Un premier film qui a raflé des prix à Cannes, Sundance et Deauville. Une fable entre les cinémas de Malick, Gilliam et Lynch. Décoiffant.

Alain Lorfèvre
L’odyssée d’Hushpuppy
©A-Films

Elevée à la dure par son père Wink alcoolique et cardiaque (Dwight Henry), Hushpuppy (Quvenzhané Wallis) raconte en voix off et avec gravité un récit homérique où son imaginaire se mêle à des événements bien réels, dans la Cuvette ("Bathtub") des Wetlands, lande de terre menacée perpétuellement d’inondation. Cette orpheline qui écoute le battement de cœur des animaux pour essayer de comprendre le cycle de la vie et de la mort est persuadée d’avoir provoqué le dérèglement du monde et réveillé quelque part dans les glaces arctiques des Aurochs fantastiques. Et quand le Déluge survient, façon Katrina, cette graine de chamane et son père, tels Noé et sa famille, se retrouvent à la dérive avec une bande de pieds-nickelés.

Benh Zeitlin partage avec le cinéma indépendant américain labellisé "Sundance" des héros sous-prolétaires, ici enfants bâtards de Dickens et Mark Twain, vivant sur le pays et attachés jusqu’à en crever à leur lopin de terre pourri. Ses personnages assument leur condition, jusqu’à la défendre bec et ongles.
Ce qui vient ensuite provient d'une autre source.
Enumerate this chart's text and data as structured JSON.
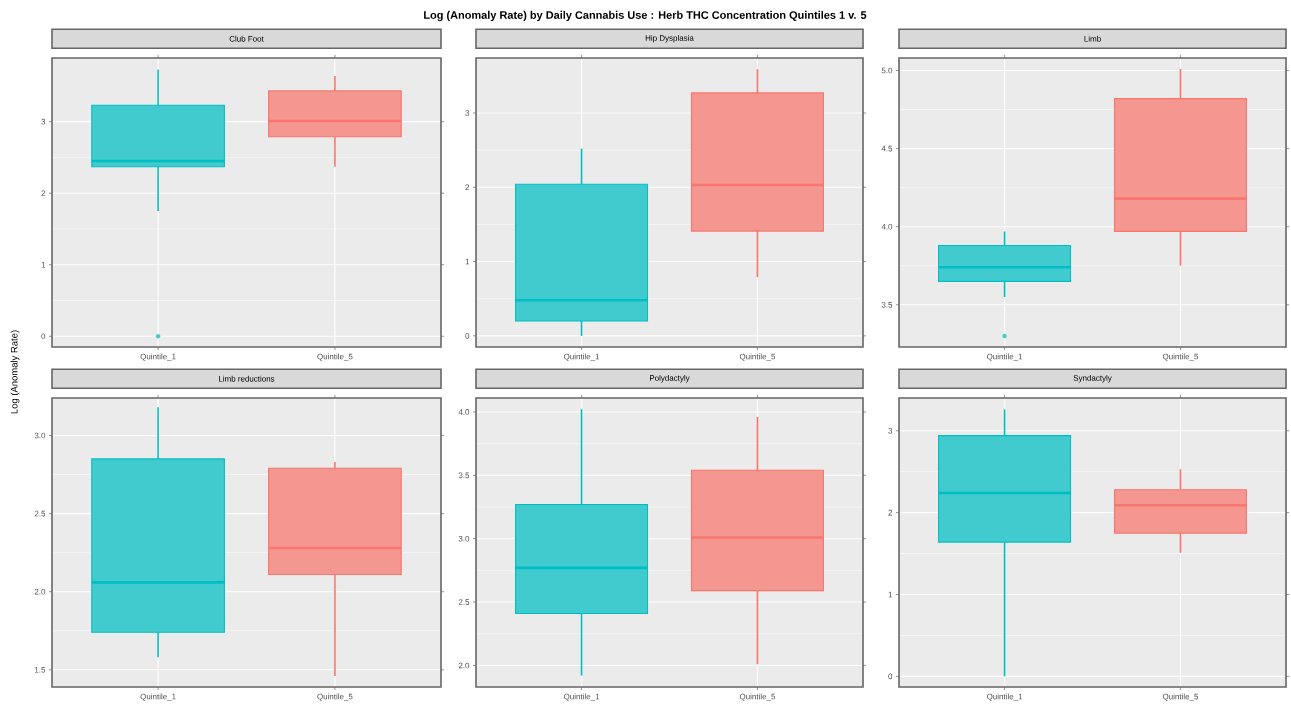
{
  "chart_data": [
    {
      "type": "box",
      "ylabel": "Log (Anomaly Rate)",
      "subtitle": "Club Foot",
      "categories": [
        "Quintile_1",
        "Quintile_5"
      ],
      "colors": [
        "#00bfc4",
        "#f8766d"
      ],
      "ylim": [
        -0.15,
        3.89
      ],
      "yticks": [
        0,
        1,
        2,
        3
      ],
      "grid": true,
      "boxes": [
        {
          "low": 1.75,
          "q1": 2.37,
          "median": 2.45,
          "q3": 3.23,
          "high": 3.73,
          "outliers": [
            0
          ]
        },
        {
          "low": 2.37,
          "q1": 2.79,
          "median": 3.01,
          "q3": 3.43,
          "high": 3.64
        }
      ]
    },
    {
      "type": "box",
      "title": "Log (Anomaly Rate) by Daily Cannabis Use : Herb THC Concentration Quintiles 1 v. 5",
      "subtitle": "Hip Dysplasia",
      "categories": [
        "Quintile_1",
        "Quintile_5"
      ],
      "colors": [
        "#00bfc4",
        "#f8766d"
      ],
      "ylim": [
        -0.15,
        3.74
      ],
      "yticks": [
        0,
        1,
        2,
        3
      ],
      "grid": true,
      "boxes": [
        {
          "low": 0,
          "q1": 0.2,
          "median": 0.48,
          "q3": 2.04,
          "high": 2.52
        },
        {
          "low": 0.79,
          "q1": 1.41,
          "median": 2.03,
          "q3": 3.27,
          "high": 3.59
        }
      ]
    },
    {
      "type": "box",
      "subtitle": "Limb",
      "categories": [
        "Quintile_1",
        "Quintile_5"
      ],
      "colors": [
        "#00bfc4",
        "#f8766d"
      ],
      "ylim": [
        3.23,
        5.08
      ],
      "yticks": [
        {
          "value": 3.5,
          "label": "3.5"
        },
        {
          "value": 4,
          "label": "4.0"
        },
        {
          "value": 4.5,
          "label": "4.5"
        },
        {
          "value": 5,
          "label": "5.0"
        }
      ],
      "grid": true,
      "boxes": [
        {
          "low": 3.55,
          "q1": 3.65,
          "median": 3.74,
          "q3": 3.88,
          "high": 3.97,
          "outliers": [
            3.3
          ]
        },
        {
          "low": 3.75,
          "q1": 3.97,
          "median": 4.18,
          "q3": 4.82,
          "high": 5.01
        }
      ]
    },
    {
      "type": "box",
      "subtitle": "Limb reductions",
      "categories": [
        "Quintile_1",
        "Quintile_5"
      ],
      "colors": [
        "#00bfc4",
        "#f8766d"
      ],
      "ylim": [
        1.39,
        3.24
      ],
      "yticks": [
        1.5,
        {
          "value": 2,
          "label": "2.0"
        },
        2.5,
        {
          "value": 3,
          "label": "3.0"
        }
      ],
      "grid": true,
      "boxes": [
        {
          "low": 1.58,
          "q1": 1.74,
          "median": 2.06,
          "q3": 2.85,
          "high": 3.18
        },
        {
          "low": 1.46,
          "q1": 2.11,
          "median": 2.28,
          "q3": 2.79,
          "high": 2.83
        }
      ]
    },
    {
      "type": "box",
      "subtitle": "Polydactyly",
      "categories": [
        "Quintile_1",
        "Quintile_5"
      ],
      "colors": [
        "#00bfc4",
        "#f8766d"
      ],
      "ylim": [
        1.83,
        4.11
      ],
      "yticks": [
        {
          "value": 2,
          "label": "2.0"
        },
        2.5,
        {
          "value": 3,
          "label": "3.0"
        },
        3.5,
        {
          "value": 4,
          "label": "4.0"
        }
      ],
      "grid": true,
      "boxes": [
        {
          "low": 1.92,
          "q1": 2.41,
          "median": 2.77,
          "q3": 3.27,
          "high": 4.02
        },
        {
          "low": 2.01,
          "q1": 2.59,
          "median": 3.01,
          "q3": 3.54,
          "high": 3.96
        }
      ]
    },
    {
      "type": "box",
      "subtitle": "Syndactyly",
      "categories": [
        "Quintile_1",
        "Quintile_5"
      ],
      "colors": [
        "#00bfc4",
        "#f8766d"
      ],
      "ylim": [
        -0.13,
        3.4
      ],
      "yticks": [
        0,
        1,
        2,
        3
      ],
      "grid": true,
      "boxes": [
        {
          "low": 0,
          "q1": 1.64,
          "median": 2.24,
          "q3": 2.94,
          "high": 3.26
        },
        {
          "low": 1.51,
          "q1": 1.75,
          "median": 2.09,
          "q3": 2.28,
          "high": 2.53
        }
      ]
    }
  ]
}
Ils sont la chair du film, à commencer par Hushpuppy, à peine sortie de la prime enfance et déjà vaillante - telle une Angela Davis en culottes courtes qui se dresserait contre les forces de la Nature et l’arbitraire de l’Homme : Quvenzhané Wallis lui confère une gravité fascinante.
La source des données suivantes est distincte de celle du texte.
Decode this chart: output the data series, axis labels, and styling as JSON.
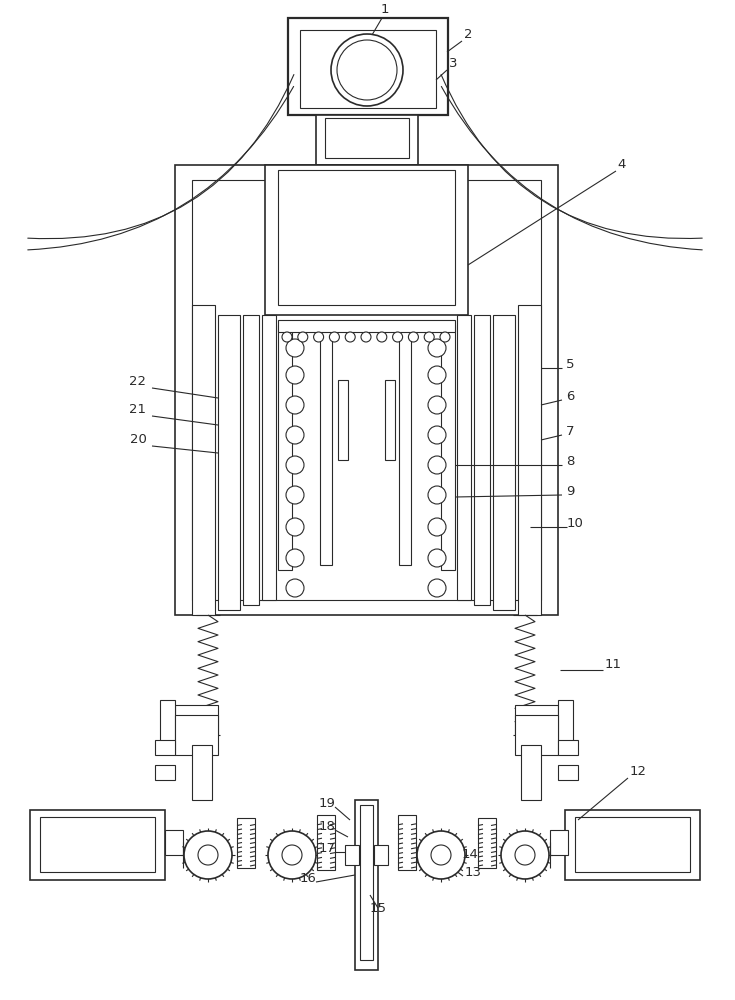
{
  "bg_color": "#ffffff",
  "line_color": "#2a2a2a",
  "fig_width": 7.35,
  "fig_height": 10.0,
  "dpi": 100
}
Tout en évoquant les sources d’un cinéma naturaliste - jusqu’à Robert Flaherty qui tourna dans le même delta du Mississippi "Louisiana Story" (1948), avec pour héros un jeune garçon -, Zeitlin n’en brasse pas moins quantité de motifs qui ancrent cette œuvre envoûtante dans son époque : le réchauffement climatique, les ravages de sites naturels par l’industrie pétrochimique, la pollution galopante, la tiers-mondisation de l’Amérique populaire Mais il le fait sans misérabilisme, ni volonté de dénoncer à bon compte quelque injustice au pays du grand capital et de l’ultralibéralisme.

Sa démarche sublime un réel trop rabâché sur un mode autodéculpabilisant par d’autres. Zeitlin traque la beauté dans les ruines du rêve occidental. Une carcasse de voiture devient radeau de la Méduse. Le scénario ne suit aucun schéma classique et ose tout, jusqu’à une envoûtante scène de bordel où quatre orphelines sauvées des eaux tombent dans les bras de putes/fées, ou une autre où Hushpuppy tient tête à une charge de titans.
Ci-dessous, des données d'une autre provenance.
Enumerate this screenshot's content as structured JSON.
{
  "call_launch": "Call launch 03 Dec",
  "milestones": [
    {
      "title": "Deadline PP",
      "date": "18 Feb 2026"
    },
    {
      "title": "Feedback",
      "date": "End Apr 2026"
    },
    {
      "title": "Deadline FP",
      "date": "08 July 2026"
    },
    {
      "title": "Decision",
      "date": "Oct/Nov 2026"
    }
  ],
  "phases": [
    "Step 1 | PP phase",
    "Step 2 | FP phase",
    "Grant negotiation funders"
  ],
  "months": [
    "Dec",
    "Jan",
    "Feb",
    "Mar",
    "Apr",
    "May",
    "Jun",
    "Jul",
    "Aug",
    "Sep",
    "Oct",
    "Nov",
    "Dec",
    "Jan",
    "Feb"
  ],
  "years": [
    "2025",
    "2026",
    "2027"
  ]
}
"Les Bêtes du Sud sauvage" déploie une mise en scène ample et viscérale. Zeitlin fait du cinéma sans pathos, bourré de cette humanité et de cette énergie vitale qui font si souvent défaut aux productions industrielles et commerciales, alors même qu’il ose parler de mort et d’apocalypse à hauteur d’enfant. C’est de la poésie, mais une poésie rugueuse, pleine d’aspérités et de substance. Un cinéma où Terrence Malick aurait rencontré Terry Gilliam et Wes Anderson. Un cocktail revigorant.

Réalisation : Benh Zeitlin. Scénario : Lucy Alibar, d’après la pièce "Juicy and Delicious". Avec : Quvenzhané Wallis, Dwight Henry, Levy Easterly 1h33.